Open daily 5 am to 11 pm.

Trishna
Birla Mansion
Sai Baba Marg, Kala Ghoda
Mumbai
India
Tel: 22 2270 3213 or 22 2261 4991

Trishna is legendary for its seafood. It's popular with Mumbai politicos and glitterati, so don't expect to get in without a reservation. And when you do, don't be put off by the lackluster decor or the sulky staff. Don't even be discouraged by the menu, with generic nouns accompanied by incomprehensible adjectives—and no prices. Instead, ask the waiter what's good or point to what others are ordering. Try shrimp hariyaki (grilled shrimp with mint) or stuffed pomfret baked in greenmasala (a spice paste that includes cilantro, ginger, garlic, and green chilies). Or, splurge on the restaurant's signature dish, garlic king crab swimming in butter and garlic.

Wasabi by Morimoto
Taj Mahal Palace & Tower Hotel
Apollo Bunder
Colaba
Mumbai
India
Tel: 91 22 6665 3366
www.tajhotels.com/FoodandWine/The%20Taj%20Mahal%20Palace%20&%20Tower,MUMBAI/WASABI%20BY%20MORIMOTO/default.htm

When Iron Chef and Nobu star Masaharu Morimoto announced he was opening a restaurant at the grand Taj Mahal Palace hotel in 2004, it was seen as a high-stakes gamble. The restaurant is minimally but expensively decorated, and no one was sure whether locals cared enough for Japanese food to justify the sky-high bills. Yet Morimoto's deft hand and exquisite ingredients have turned skeptics into fans, and Wasabi is now the see-and-be-seen place to eat.
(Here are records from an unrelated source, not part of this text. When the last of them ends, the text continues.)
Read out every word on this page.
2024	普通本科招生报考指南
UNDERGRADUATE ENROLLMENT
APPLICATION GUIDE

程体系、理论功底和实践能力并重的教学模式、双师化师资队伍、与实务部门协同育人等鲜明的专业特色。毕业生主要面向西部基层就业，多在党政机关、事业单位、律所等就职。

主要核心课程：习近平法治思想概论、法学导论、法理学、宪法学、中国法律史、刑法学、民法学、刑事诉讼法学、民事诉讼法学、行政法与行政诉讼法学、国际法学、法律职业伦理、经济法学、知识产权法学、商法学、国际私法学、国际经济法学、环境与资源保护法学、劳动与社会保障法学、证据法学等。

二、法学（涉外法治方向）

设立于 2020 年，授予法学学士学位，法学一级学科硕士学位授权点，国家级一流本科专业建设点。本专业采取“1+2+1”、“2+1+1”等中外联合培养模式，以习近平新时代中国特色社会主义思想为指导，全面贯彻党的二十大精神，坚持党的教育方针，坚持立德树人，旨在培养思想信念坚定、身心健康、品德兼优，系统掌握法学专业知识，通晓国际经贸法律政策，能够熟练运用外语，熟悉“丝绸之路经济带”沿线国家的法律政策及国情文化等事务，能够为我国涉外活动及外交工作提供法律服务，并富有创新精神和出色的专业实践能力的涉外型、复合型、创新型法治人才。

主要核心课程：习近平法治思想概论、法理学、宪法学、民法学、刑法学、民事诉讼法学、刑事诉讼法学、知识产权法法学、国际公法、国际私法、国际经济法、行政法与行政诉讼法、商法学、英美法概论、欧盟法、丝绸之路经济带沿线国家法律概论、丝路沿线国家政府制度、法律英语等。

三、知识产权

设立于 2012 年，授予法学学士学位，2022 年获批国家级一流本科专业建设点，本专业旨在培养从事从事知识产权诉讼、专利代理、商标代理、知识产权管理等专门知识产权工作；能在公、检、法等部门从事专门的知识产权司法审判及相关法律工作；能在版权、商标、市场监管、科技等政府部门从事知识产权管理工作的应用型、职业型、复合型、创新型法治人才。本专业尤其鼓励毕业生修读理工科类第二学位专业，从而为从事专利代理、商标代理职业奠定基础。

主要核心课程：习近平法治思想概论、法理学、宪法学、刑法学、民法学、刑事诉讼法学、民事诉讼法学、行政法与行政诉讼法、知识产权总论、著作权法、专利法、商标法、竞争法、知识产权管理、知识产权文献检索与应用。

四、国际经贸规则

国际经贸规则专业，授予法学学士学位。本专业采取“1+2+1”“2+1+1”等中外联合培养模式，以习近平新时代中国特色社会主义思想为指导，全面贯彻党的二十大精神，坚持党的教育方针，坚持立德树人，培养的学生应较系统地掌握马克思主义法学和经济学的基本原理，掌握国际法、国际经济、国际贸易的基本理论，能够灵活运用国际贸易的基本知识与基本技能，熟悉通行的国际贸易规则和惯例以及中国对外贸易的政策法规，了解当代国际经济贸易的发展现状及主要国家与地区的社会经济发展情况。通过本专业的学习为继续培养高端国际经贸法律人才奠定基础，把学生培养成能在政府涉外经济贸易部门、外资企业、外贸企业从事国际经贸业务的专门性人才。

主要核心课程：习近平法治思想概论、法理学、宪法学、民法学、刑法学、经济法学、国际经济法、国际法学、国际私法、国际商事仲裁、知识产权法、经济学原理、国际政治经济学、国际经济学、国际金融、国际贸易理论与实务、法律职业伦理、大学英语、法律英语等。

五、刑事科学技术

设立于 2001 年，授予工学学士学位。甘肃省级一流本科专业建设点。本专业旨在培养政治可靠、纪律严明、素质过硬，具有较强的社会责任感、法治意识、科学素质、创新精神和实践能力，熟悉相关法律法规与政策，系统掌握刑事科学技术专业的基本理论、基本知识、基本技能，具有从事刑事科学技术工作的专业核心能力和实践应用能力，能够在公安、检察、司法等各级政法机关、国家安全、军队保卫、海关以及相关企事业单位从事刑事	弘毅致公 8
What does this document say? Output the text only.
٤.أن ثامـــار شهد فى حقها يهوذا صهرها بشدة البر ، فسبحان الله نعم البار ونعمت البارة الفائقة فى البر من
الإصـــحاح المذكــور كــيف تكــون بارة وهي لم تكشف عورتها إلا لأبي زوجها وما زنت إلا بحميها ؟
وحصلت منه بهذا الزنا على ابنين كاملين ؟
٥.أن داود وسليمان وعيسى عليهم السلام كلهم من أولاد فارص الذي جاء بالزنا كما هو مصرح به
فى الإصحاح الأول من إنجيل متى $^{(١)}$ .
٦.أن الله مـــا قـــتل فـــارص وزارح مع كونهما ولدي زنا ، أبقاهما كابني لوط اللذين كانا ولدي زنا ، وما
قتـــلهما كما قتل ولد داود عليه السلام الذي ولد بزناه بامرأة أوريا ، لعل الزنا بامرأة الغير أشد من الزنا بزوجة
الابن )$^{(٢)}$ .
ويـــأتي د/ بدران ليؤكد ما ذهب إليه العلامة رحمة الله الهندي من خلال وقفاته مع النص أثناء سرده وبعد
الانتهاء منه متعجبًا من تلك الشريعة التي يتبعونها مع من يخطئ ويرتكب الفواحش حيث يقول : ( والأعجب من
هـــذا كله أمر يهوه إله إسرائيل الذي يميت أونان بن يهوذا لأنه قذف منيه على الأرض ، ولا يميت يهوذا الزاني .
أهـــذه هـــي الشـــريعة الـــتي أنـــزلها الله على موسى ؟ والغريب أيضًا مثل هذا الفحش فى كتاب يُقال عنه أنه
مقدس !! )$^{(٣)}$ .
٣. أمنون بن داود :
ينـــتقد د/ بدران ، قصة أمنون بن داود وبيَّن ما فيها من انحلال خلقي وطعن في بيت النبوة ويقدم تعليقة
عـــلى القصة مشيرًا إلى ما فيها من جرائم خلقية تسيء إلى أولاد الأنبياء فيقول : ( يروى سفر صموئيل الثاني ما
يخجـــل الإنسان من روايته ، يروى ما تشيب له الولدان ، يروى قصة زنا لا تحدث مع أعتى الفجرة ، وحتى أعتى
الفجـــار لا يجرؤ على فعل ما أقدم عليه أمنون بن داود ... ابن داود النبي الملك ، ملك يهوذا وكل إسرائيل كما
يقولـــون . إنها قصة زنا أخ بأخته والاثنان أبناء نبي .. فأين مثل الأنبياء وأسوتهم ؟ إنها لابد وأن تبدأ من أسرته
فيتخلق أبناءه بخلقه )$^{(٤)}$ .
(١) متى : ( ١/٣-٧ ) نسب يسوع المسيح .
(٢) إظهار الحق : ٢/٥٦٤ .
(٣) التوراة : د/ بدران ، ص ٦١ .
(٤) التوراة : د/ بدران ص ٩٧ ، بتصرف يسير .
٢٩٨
Some of the dishes have subtle American influences, but it's mostly traditional Japanese fare; standout dishes include the flounder carpaccio, lightly dressed with sesame and lemon, and the marbled strips of seared teriyaki Kobe steak. The latter, we're told, is most popular with visiting Indian businessmen who are militant vegetarians at home.

Open daily 12:30 to 2:45 pm and 7 to 11:45 pm.

Information may have changed since the date of publication. Please confirm details with individual establishments before planning your trip.